Mumbai’s wholly inadequate airport is an example of bad planning and how insufficient space can strangle a city

When an Indian Air Force Antonov careened off the runway at Mumbai airport, it did not make the headlines because of any fatalities as it thankfully sank into the mud at the end of the stretch. Such excursions are quite common and tens of such incidents occur in India every year (another one was reported from Surat just last week). But the problem in Mumbai, India’s second busiest airport, was that this runway excursion meant that it effectively shut down its primary runway. With the second one shorter and only limited operations possible from it, flights went for a toss. Mumbai is a prime example of a wholly inadequate airport, constrained by insufficient infrastructure and a lesson on how poor planning and politics have led to lopsided development of the city. While the Mumbai airport developer has done a great job in removing some of the slums around the expanse, it is still, as a former civil aviation secretary said, “slumlocked” with local politicians preventing the removal of many clusters that they treat as captive vote banks. As a result, when the airport suffers a problem such as a runway excursion, it effectively shuts down and sends flight schedules haywire.

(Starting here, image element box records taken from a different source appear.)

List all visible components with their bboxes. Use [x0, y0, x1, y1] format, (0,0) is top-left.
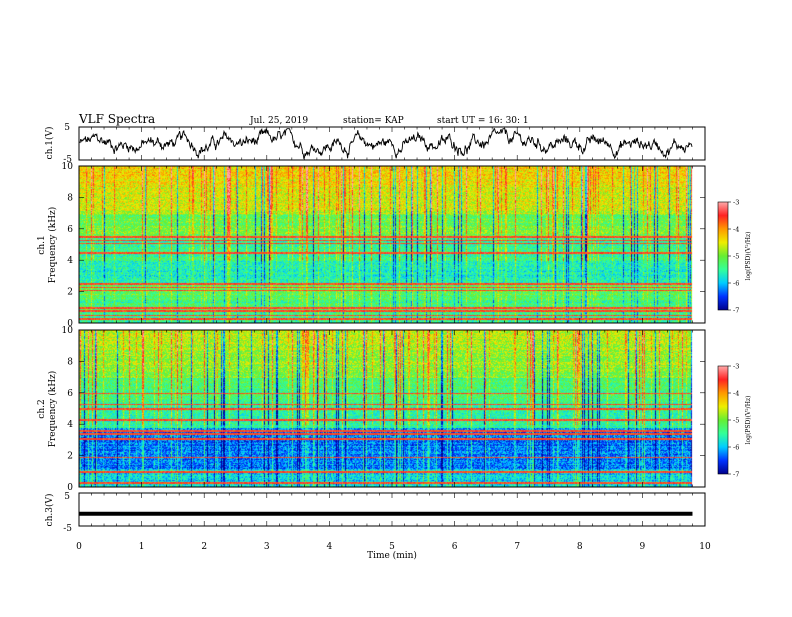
y-tick-label: 2 — [67, 288, 73, 298]
x-tick-label: 9 — [640, 542, 646, 552]
y-tick-label: 8 — [67, 193, 73, 203]
x-tick-label: 6 — [452, 542, 458, 552]
ch3-ytick-top: 5 — [64, 492, 70, 502]
ch2-spectrogram-panel: 0 2 4 6 8 10 ch.2 Frequency (kHz) — [37, 326, 706, 493]
header-start-time: start UT = 16: 30: 1 — [437, 116, 529, 126]
ch1-ytick-bottom: -5 — [63, 155, 72, 165]
x-tick-label: 4 — [327, 542, 333, 552]
x-axis-label: Time (min) — [367, 550, 417, 561]
colorbar-tick-label: -7 — [733, 307, 739, 315]
y-tick-label: 0 — [67, 319, 73, 329]
x-tick-label: 0 — [76, 542, 82, 552]
colorbar-tick-label: -6 — [733, 280, 739, 288]
header-date: Jul. 25, 2019 — [249, 116, 308, 126]
colorbar-tick-label: -4 — [733, 390, 739, 398]
y-tick-label: 10 — [62, 162, 74, 172]
colorbar-tick-label: -3 — [733, 363, 739, 371]
x-tick-label: 3 — [264, 542, 270, 552]
colorbar-ch2-label: log(PSD)(V²/Hz) — [745, 396, 752, 445]
y-tick-label: 6 — [67, 225, 73, 235]
colorbar-tick-label: -6 — [733, 444, 739, 452]
colorbar-tick-label: -3 — [733, 199, 739, 207]
y-tick-label: 0 — [67, 483, 73, 493]
y-tick-label: 4 — [67, 420, 73, 430]
ch1-spectrogram-panel: 0 2 4 6 8 10 ch.1 Frequency (kHz) — [37, 162, 706, 329]
ch2-spectrogram-channel: ch.2 — [37, 399, 47, 418]
ch1-ytick-top: 5 — [64, 123, 70, 133]
colorbar-tick-label: -5 — [733, 417, 739, 425]
ch1-waveform-line — [79, 128, 693, 160]
ch2-spectrogram-image — [79, 330, 705, 487]
ch3-ytick-bottom: -5 — [63, 524, 72, 534]
ch1-waveform-ylabel: ch.1(V) — [44, 127, 55, 160]
colorbar-tick-label: -4 — [733, 226, 739, 234]
x-tick-label: 7 — [514, 542, 520, 552]
ch1-spectrogram-ylabel: Frequency (kHz) — [47, 207, 58, 284]
x-tick-label: 1 — [139, 542, 145, 552]
colorbar-tick-label: -5 — [733, 253, 739, 261]
y-tick-label: 10 — [62, 326, 74, 336]
ch1-spectrogram-channel: ch.1 — [37, 235, 47, 254]
ch1-spectrogram-image — [79, 166, 705, 323]
y-tick-label: 2 — [67, 452, 73, 462]
x-tick-labels: 0 1 2 3 4 5 6 7 8 9 10 — [76, 542, 711, 552]
colorbar-ch1: -3 -4 -5 -6 -7 log(PSD)(V²/Hz) — [717, 199, 752, 315]
header-station: station= KAP — [343, 116, 404, 126]
ch1-waveform-panel: 5 -5 ch.1(V) — [44, 123, 706, 165]
colorbar-ch2: -3 -4 -5 -6 -7 log(PSD)(V²/Hz) — [717, 363, 752, 479]
y-tick-label: 8 — [67, 357, 73, 367]
ch2-spectrogram-ylabel: Frequency (kHz) — [47, 371, 58, 448]
ch3-waveform-panel: 5 -5 ch.3(V) — [44, 492, 706, 534]
ch3-waveform-ylabel: ch.3(V) — [44, 494, 55, 527]
x-tick-label: 5 — [389, 542, 395, 552]
x-tick-label: 10 — [699, 542, 711, 552]
x-tick-label: 8 — [577, 542, 583, 552]
y-tick-label: 4 — [67, 256, 73, 266]
x-tick-label: 2 — [201, 542, 207, 552]
chart-title: VLF Spectra — [78, 112, 155, 126]
colorbar-ch1-label: log(PSD)(V²/Hz) — [745, 232, 752, 281]
colorbar-tick-label: -7 — [733, 471, 739, 479]
y-tick-label: 6 — [67, 389, 73, 399]
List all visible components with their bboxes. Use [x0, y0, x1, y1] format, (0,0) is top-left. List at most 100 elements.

But it need not have been that way. Mumbai is possibly the best example of an urban metropolis making do with infrastructure that is wholly inadequate and a failure of Indian policy-making, which almost always patches up requirements instead of planning ahead. India’s commercial capital needed a new airport over a decade ago and while work continues on the Navi Mumbai Airport, it will take another five years at the minimum to build. This has had a cumulative negative impact on the economic growth of the entire Greater Mumbai region. Aviation may be the preserve of a select few in India, although that number is growing rapidly, but it has a major economic cascade. Delhi’s massive airport has played a critical role in supercharging the Delhi-NCR economy. A second NCR airport in western Uttar Pradesh will have a dramatic impact on that region as well. This should be a lesson on how planned infrastructure can impact a city and how inadequate infrastructure can actually harm it. India needs to continue building and developing aviation infrastructure, because it has a multiplier impact on the economy of the nation. With the challenge of creating jobs and employment opportunities, we should keep ensuring that we are building enough for the future and not just enough to patch our needs for now.